Every summer, my family LOVES to make homemade ice cream. We love coming up with delicious flavors and concoctions . . . I have been wanting to buy an ice cream maker for a long time so that I could make ice cream with my family, but it’s just one of those things that I don’t know if I would use it enough to justify purchasing one. I came across a recipe for ice cream that you can make in about 5 minutes without a machine and decided to put it to the test. It was a huge success! I had leftover Snickerdoodle cookies and a jar of caramel just waiting to be used, so that is what I added to my ice cream, but you could come up with whatever flavor you are craving (I am thinking that fresh fruit or Reese’s peanut butter cups would be awesome in this!).
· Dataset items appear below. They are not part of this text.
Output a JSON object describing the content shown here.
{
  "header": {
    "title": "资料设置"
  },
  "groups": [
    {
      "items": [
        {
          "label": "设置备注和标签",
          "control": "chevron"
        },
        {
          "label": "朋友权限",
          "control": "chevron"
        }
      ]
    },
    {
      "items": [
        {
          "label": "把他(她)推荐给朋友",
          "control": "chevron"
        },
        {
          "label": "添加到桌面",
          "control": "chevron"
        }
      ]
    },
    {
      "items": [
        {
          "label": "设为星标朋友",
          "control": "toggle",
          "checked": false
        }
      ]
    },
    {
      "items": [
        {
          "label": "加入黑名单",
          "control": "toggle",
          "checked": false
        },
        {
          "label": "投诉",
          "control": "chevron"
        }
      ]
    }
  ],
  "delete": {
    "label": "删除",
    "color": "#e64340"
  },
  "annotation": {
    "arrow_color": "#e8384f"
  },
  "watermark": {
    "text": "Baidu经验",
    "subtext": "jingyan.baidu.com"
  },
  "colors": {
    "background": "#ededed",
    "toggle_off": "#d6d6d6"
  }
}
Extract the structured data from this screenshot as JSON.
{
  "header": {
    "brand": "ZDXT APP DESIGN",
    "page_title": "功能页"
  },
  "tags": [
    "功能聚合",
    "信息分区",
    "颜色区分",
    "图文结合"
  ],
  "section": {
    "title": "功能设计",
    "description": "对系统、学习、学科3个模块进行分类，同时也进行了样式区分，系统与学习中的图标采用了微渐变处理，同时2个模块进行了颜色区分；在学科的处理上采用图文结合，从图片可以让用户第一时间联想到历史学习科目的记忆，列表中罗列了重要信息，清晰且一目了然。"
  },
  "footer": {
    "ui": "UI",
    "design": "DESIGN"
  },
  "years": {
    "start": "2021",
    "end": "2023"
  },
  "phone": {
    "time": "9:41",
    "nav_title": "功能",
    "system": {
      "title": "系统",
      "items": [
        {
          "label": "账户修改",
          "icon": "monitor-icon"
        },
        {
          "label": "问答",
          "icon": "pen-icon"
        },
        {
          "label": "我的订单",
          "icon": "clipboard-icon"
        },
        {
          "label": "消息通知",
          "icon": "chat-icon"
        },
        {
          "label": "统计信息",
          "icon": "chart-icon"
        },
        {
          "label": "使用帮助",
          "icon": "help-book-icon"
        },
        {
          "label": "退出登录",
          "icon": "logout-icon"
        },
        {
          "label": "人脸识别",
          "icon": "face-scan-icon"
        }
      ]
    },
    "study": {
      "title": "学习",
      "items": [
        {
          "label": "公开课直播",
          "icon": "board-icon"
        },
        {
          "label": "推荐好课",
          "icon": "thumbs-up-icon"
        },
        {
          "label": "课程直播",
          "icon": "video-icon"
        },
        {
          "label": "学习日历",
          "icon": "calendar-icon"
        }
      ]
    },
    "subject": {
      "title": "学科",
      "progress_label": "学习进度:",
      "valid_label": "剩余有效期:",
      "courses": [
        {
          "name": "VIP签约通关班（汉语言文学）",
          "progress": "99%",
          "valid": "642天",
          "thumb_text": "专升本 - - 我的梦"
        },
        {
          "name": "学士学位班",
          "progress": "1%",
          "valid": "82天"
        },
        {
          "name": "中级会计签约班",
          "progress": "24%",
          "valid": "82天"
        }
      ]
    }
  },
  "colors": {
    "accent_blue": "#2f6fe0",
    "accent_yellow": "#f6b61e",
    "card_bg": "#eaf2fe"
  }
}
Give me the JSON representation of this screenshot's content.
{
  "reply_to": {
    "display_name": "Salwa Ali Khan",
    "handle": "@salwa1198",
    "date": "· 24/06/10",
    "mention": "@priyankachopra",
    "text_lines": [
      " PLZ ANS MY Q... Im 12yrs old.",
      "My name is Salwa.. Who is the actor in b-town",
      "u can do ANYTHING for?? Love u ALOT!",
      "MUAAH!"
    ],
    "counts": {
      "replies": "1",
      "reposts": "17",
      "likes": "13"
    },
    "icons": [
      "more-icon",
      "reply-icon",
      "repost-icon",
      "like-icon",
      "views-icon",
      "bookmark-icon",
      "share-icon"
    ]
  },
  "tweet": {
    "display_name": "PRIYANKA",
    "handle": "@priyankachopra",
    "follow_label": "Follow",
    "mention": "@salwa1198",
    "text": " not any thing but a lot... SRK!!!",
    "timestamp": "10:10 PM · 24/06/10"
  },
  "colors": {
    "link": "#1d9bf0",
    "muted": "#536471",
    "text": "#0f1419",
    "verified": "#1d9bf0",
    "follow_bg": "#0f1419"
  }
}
Homemade Caramel Snickerdoodle Ice Cream
(without an ice cream maker!)
1 tub (8 oz) Cool Whip, thawed (lite or fat free work fine)
1 (14 oz) can fat free sweetened condensed milk
About 1/4 cup cinnamon sugar mixture (depending on how spicy you want it- I used 1/4 cup sugar and 2 teaspoons of cinnamon mixed together)
1 cup snickerdoodle cookies, coarsely crushed
1 jar caramel ice cream topping
In a large bowl with a fitting airtight lid, gently fold the Cool Whip Free into the sweetened condensed milk to combine.
Sprinkle in the cinnamon sugar and the crushed cookies, just lightly folding it in. Add caramel sauce (I used about 1/2 of the jar- use as much or as little as you want). Do not overmix.
Cover the bowl and freeze for up to 6 hours, preferably overnight. Store airtight in the freezer.
To serve, drizzle with additional caramel sauce and crushed cookie crumbs . . . or just eat it straight out the container with a spoon.